The Internet giant started selling ads on behalf of newspapers to the hundreds of thousands of small businesses that advertise through its search engine. The Print Ads program let those advertisers go online to buy remnant ad space in print. ‘We open the medium to a whole new class of advertisers,’ Tom Phillips, then the director of Print Ads, told the Washington Post in December 2006. The program started with 50 newspapers and expanded to more than 800.


But Google said today that it was ‘turning the page’ on Print Ads. In other words, the program didn’t really work, so it’s shutting down Feb. 28. Spencer Spinnell, the current director of Print Ads, said in a blog post today that the program had not created the revenue stream that ...

... Google or its newspaper partners had wanted. He said:

We believe fair and accurate journalism and timely news are critical ingredients to a healthy democracy. We remain dedicated to working with publishers to develop new ways for them to earn money, distribute and aggregate content and attract new readers online. ... These important efforts won’t stop.
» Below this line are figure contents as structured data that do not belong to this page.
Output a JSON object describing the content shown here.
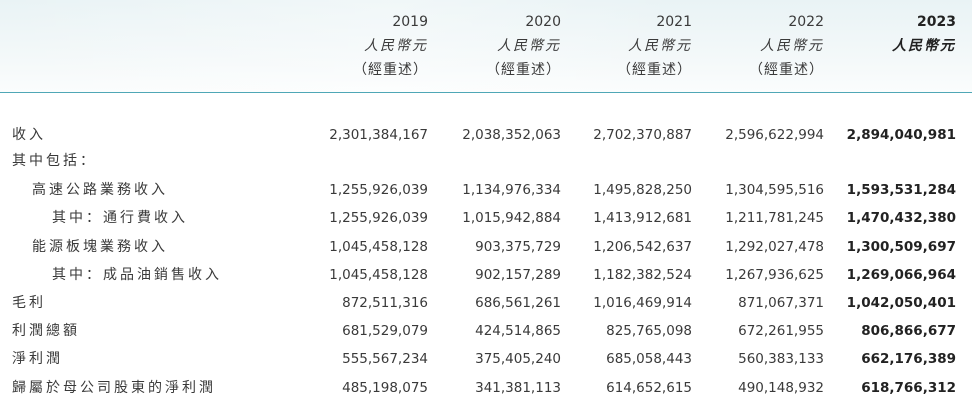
{
  "columns": [
    {
      "year": "2019",
      "currency": "人民幣元",
      "note": "（經重述）"
    },
    {
      "year": "2020",
      "currency": "人民幣元",
      "note": "（經重述）"
    },
    {
      "year": "2021",
      "currency": "人民幣元",
      "note": "（經重述）"
    },
    {
      "year": "2022",
      "currency": "人民幣元",
      "note": "（經重述）"
    },
    {
      "year": "2023",
      "currency": "人民幣元",
      "note": ""
    }
  ],
  "rows": [
    {
      "label": "收入",
      "indent": 0,
      "values": [
        "2,301,384,167",
        "2,038,352,063",
        "2,702,370,887",
        "2,596,622,994",
        "2,894,040,981"
      ]
    },
    {
      "label": "其中包括：",
      "indent": 0,
      "values": []
    },
    {
      "label": "高速公路業務收入",
      "indent": 1,
      "values": [
        "1,255,926,039",
        "1,134,976,334",
        "1,495,828,250",
        "1,304,595,516",
        "1,593,531,284"
      ]
    },
    {
      "label": "其中：通行費收入",
      "indent": 2,
      "values": [
        "1,255,926,039",
        "1,015,942,884",
        "1,413,912,681",
        "1,211,781,245",
        "1,470,432,380"
      ]
    },
    {
      "label": "能源板塊業務收入",
      "indent": 1,
      "values": [
        "1,045,458,128",
        "903,375,729",
        "1,206,542,637",
        "1,292,027,478",
        "1,300,509,697"
      ]
    },
    {
      "label": "其中：成品油銷售收入",
      "indent": 2,
      "values": [
        "1,045,458,128",
        "902,157,289",
        "1,182,382,524",
        "1,267,936,625",
        "1,269,066,964"
      ]
    },
    {
      "label": "毛利",
      "indent": 0,
      "values": [
        "872,511,316",
        "686,561,261",
        "1,016,469,914",
        "871,067,371",
        "1,042,050,401"
      ]
    },
    {
      "label": "利潤總額",
      "indent": 0,
      "values": [
        "681,529,079",
        "424,514,865",
        "825,765,098",
        "672,261,955",
        "806,866,677"
      ]
    },
    {
      "label": "淨利潤",
      "indent": 0,
      "values": [
        "555,567,234",
        "375,405,240",
        "685,058,443",
        "560,383,133",
        "662,176,389"
      ]
    },
    {
      "label": "歸屬於母公司股東的淨利潤",
      "indent": 0,
      "values": [
        "485,198,075",
        "341,381,113",
        "614,652,615",
        "490,148,932",
        "618,766,312"
      ]
    }
  ]
}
We will continue to devote a team of people to look at how we can help newspaper companies. It is clear that the current Print Ads product is not the right solution, so we are freeing up those resources to try to come up with new and innovative online solutions that will have a meaningful impact for users, advertisers and publishers.

News organizations have accused Google, in lawsuits and in public statements, of making money off their hard work. That view largely overlooks the fact that newspapers receive torrents of Web traffic from people who find their work through Google -- but publishers haven’t figured out a way to make those visitors as lucrative as print subscribers. Still, at least Google seemed to be trying to help the newspapers industry find a way out of its increasingly desperate financial state.

But in this economic environment, goodwill isn’t enough reason for Google to keep a program going. Even the world’s most successful Internet company has vowed to be more fiscally responsible, and it has started shutting down services that aren’t successful. Looks like newspapers are on their own again.